Кулешов Руслан, к.н. культурологии


суббота, 26 сентября 2015 г.

Повествующая фотография

Фотография, как и все, что является для нас привычным и повседневным, соприкасаясь вплотную, обладает непроницаемостью очевидного. Мы редко задумываемся, для чего именно сохраняем неподвижное изображение в электронном или пленочном формате?
Это отнюдь не праздный вопрос, чем является фотография лично для каждого: возможностью сделать воспоминания ярче? Источником эстетического удовольствия от красивой картинки? Творческой реализацией?
Вот лишь некоторые из возможных вариантов персонального восприятия феномена фотографии. И именно такая постановка вопроса, ориентированная на множество индивидуальных мнений, может помочь понять, почему фотография так значима и какой природы эта значимость.

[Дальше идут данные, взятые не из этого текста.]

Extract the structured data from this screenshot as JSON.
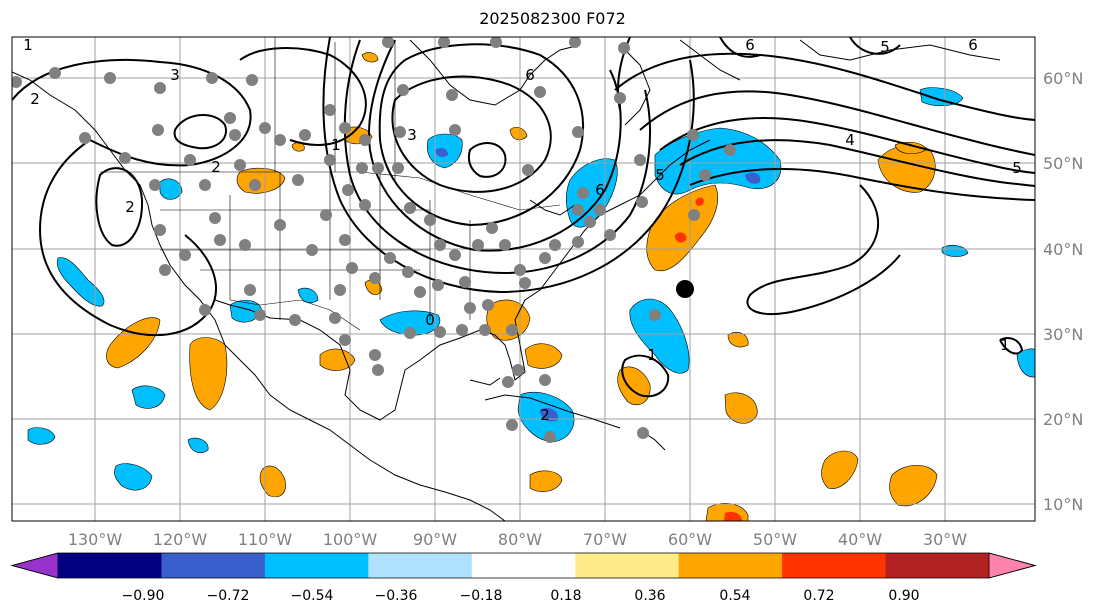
{
  "title": "2025082300 F072",
  "lon_labels": [
    "130°W",
    "120°W",
    "110°W",
    "100°W",
    "90°W",
    "80°W",
    "70°W",
    "60°W",
    "50°W",
    "40°W",
    "30°W"
  ],
  "lat_labels": [
    "60°N",
    "50°N",
    "40°N",
    "30°N",
    "20°N",
    "10°N"
  ],
  "colorbar": {
    "ticks": [
      "−0.90",
      "−0.72",
      "−0.54",
      "−0.36",
      "−0.18",
      "0.18",
      "0.36",
      "0.54",
      "0.72",
      "0.90"
    ],
    "colors": [
      "#9932cc",
      "#000080",
      "#3a5fcd",
      "#00bfff",
      "#b0e2ff",
      "#ffffff",
      "#ffeb8a",
      "#ffa500",
      "#ff3300",
      "#b22222",
      "#ff83ac"
    ]
  },
  "contour_labels": [
    "3",
    "2",
    "2",
    "1",
    "1",
    "2",
    "3",
    "6",
    "6",
    "6",
    "5",
    "6",
    "5",
    "4",
    "5",
    "1",
    "2",
    "1",
    "0"
  ],
  "storm_marker": "storm-center",
  "colors": {
    "cold": "#00bfff",
    "warm": "#ffa500",
    "hot": "#ff3300",
    "deep": "#3a5fcd"
  }
}
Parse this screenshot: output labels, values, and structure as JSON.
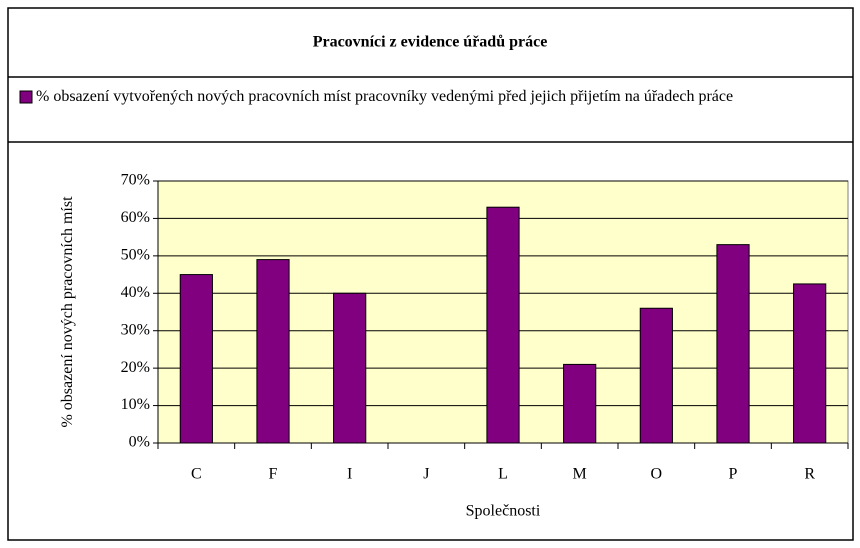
{
  "chart_data": {
    "type": "bar",
    "title": "Pracovníci z evidence úřadů práce",
    "x_label": "Společnosti",
    "y_label": "% obsazení nových pracovních míst",
    "categories": [
      "C",
      "F",
      "I",
      "J",
      "L",
      "M",
      "O",
      "P",
      "R"
    ],
    "series": [
      {
        "name": "% obsazení vytvořených nových pracovních míst pracovníky  vedenými před jejich přijetím na úřadech práce",
        "color": "#800080",
        "values": [
          45,
          49,
          40,
          0,
          63,
          21,
          36,
          53,
          42.5
        ]
      }
    ],
    "ylim": [
      0,
      70
    ],
    "yticks": [
      {
        "value": 0,
        "label": "0%"
      },
      {
        "value": 10,
        "label": "10%"
      },
      {
        "value": 20,
        "label": "20%"
      },
      {
        "value": 30,
        "label": "30%"
      },
      {
        "value": 40,
        "label": "40%"
      },
      {
        "value": 50,
        "label": "50%"
      },
      {
        "value": 60,
        "label": "60%"
      },
      {
        "value": 70,
        "label": "70%"
      }
    ],
    "grid": true,
    "legend": "top",
    "plot_background": "#ffffcc"
  }
}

У культурологов и искусствоведов на это есть стандартный ответ о господстве визуального образа в эпоху постмодерна – изображения, транслируемые в нашу жизнь массовой культурой, становятся столь значимы, что формы восприятия реальности формируются кинематографом и масс-медиа.

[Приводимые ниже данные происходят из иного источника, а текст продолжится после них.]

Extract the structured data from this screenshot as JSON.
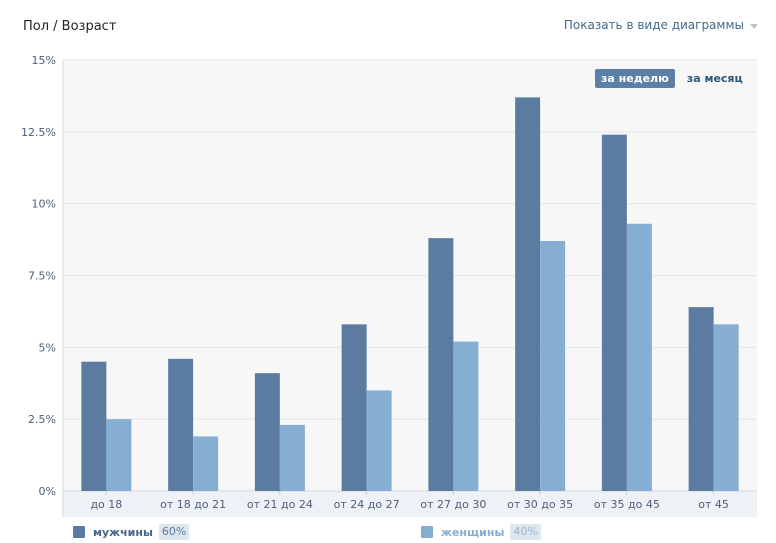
{
  "header": {
    "title": "Пол / Возраст",
    "view_toggle_label": "Показать в виде диаграммы"
  },
  "period_tabs": [
    {
      "label": "за неделю",
      "active": true
    },
    {
      "label": "за месяц",
      "active": false
    }
  ],
  "colors": {
    "plot_bg": "#f7f7f7",
    "grid": "#e4e6e9",
    "axis_text": "#4c607b",
    "men": "#5b7ba1",
    "women": "#86aed2"
  },
  "legend": [
    {
      "label": "мужчины",
      "percent": "60%",
      "color": "#5b7ba1",
      "label_color": "#44678e",
      "pct_color": "#5b7ba1"
    },
    {
      "label": "женщины",
      "percent": "40%",
      "color": "#86aed2",
      "label_color": "#86aed2",
      "pct_color": "#9bb7d1"
    }
  ],
  "chart_data": {
    "type": "bar",
    "title": "",
    "xlabel": "",
    "ylabel": "",
    "ylim": [
      0,
      15
    ],
    "y_ticks": [
      0,
      2.5,
      5,
      7.5,
      10,
      12.5,
      15
    ],
    "y_tick_labels": [
      "0%",
      "2.5%",
      "5%",
      "7.5%",
      "10%",
      "12.5%",
      "15%"
    ],
    "categories": [
      "до 18",
      "от 18 до 21",
      "от 21 до 24",
      "от 24 до 27",
      "от 27 до 30",
      "от 30 до 35",
      "от 35 до 45",
      "от 45"
    ],
    "series": [
      {
        "name": "мужчины",
        "values": [
          4.5,
          4.6,
          4.1,
          5.8,
          8.8,
          13.7,
          12.4,
          6.4
        ]
      },
      {
        "name": "женщины",
        "values": [
          2.5,
          1.9,
          2.3,
          3.5,
          5.2,
          8.7,
          9.3,
          5.8
        ]
      }
    ],
    "legend_position": "bottom",
    "grid": true
  }
}
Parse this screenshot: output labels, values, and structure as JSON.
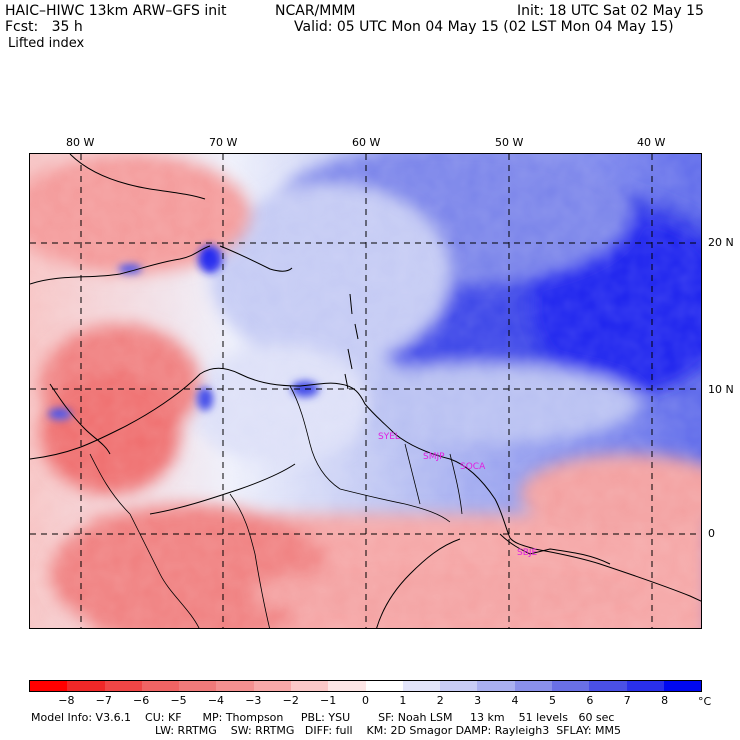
{
  "header": {
    "model": "HAIC–HIWC 13km ARW–GFS init",
    "org": "NCAR/MMM",
    "init": "Init: 18 UTC Sat 02 May 15",
    "fcst": "Fcst:   35 h",
    "valid": "Valid: 05 UTC Mon 04 May 15 (02 LST Mon 04 May 15)",
    "field": "Lifted index"
  },
  "map": {
    "lon_labels": [
      "80 W",
      "70 W",
      "60 W",
      "50 W",
      "40 W"
    ],
    "lat_labels": [
      "20 N",
      "10 N",
      "0"
    ],
    "stations": [
      "SYEL",
      "SMJP",
      "SOCA",
      "SBJE"
    ]
  },
  "colorbar": {
    "ticks": [
      "−8",
      "−7",
      "−6",
      "−5",
      "−4",
      "−3",
      "−2",
      "−1",
      "0",
      "1",
      "2",
      "3",
      "4",
      "5",
      "6",
      "7",
      "8"
    ],
    "unit": "°C",
    "colors": [
      "#ff0000",
      "#f02828",
      "#f04646",
      "#f06464",
      "#f07a7a",
      "#f49090",
      "#f8a8a8",
      "#fbc8c8",
      "#fde6e6",
      "#ffffff",
      "#e2e4fa",
      "#c8ccf5",
      "#aab0f0",
      "#8a90ea",
      "#6a70e6",
      "#4a50e6",
      "#2a30ea",
      "#0008f0"
    ]
  },
  "model_info": {
    "line1": "Model Info: V3.6.1    CU: KF      MP: Thompson     PBL: YSU        SF: Noah LSM     13 km    51 levels   60 sec",
    "line2": "LW: RRTMG    SW: RRTMG   DIFF: full    KM: 2D Smagor DAMP: Rayleigh3  SFLAY: MM5"
  }
}
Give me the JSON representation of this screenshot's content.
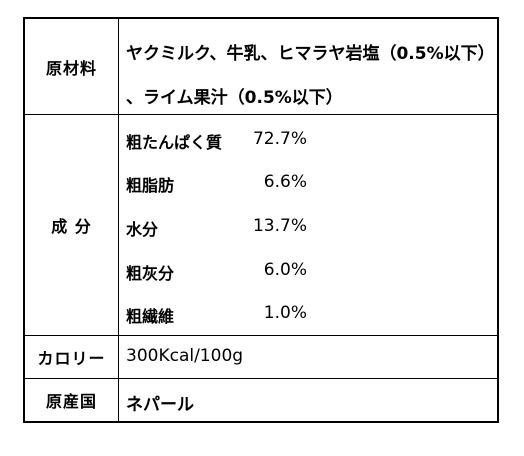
{
  "rows": {
    "ingredients": {
      "label": "原材料",
      "line1": "ヤクミルク、牛乳、ヒマラヤ岩塩（0.5%以下）",
      "line2": "、ライム果汁（0.5%以下）"
    },
    "composition": {
      "label": "成 分",
      "items": [
        {
          "name": "粗たんぱく質",
          "value": "72.7%"
        },
        {
          "name": "粗脂肪",
          "value": "6.6%"
        },
        {
          "name": "水分",
          "value": "13.7%"
        },
        {
          "name": "粗灰分",
          "value": "6.0%"
        },
        {
          "name": "粗繊維",
          "value": "1.0%"
        }
      ]
    },
    "calories": {
      "label": "カロリー",
      "value": "300Kcal/100g"
    },
    "origin": {
      "label": "原産国",
      "value": "ネパール"
    }
  }
}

Этот ответ, одновременно, объясняет все, ничего не объясняя, в сущности. И вряд ли дело лишь в доступности и простоте технического процесса на обывательском уровне – еще одно предположение, напрашивающееся само собой.
Уж если говорить об обывательском, «семейном» и «дружеском» фото, то вот вопрос, что можно себе задать: какую цель преследует эта фиксация? Кому нужны эти бесчисленные фотографии застолий или сюжетов «я на фоне горы, памятника, здания, улицы, башни, пирамиды и т.д.». Ведь вся эта круговерть сюжетов вряд ли имеет целью только лишь разбудить наши воспоминания.
С одной стороны, значимо само желание сделать снимок. «Желание фотографировать – это объективная радость» – пишет французский мыслитель Жан Бодрийар. И это действительно так – делая снимок, мы получаем удовлетворение от создания или от самого факта фиксации кусочка жизни. Мы словно бы приобретаем некую дополнительную, странную власть над реальностью.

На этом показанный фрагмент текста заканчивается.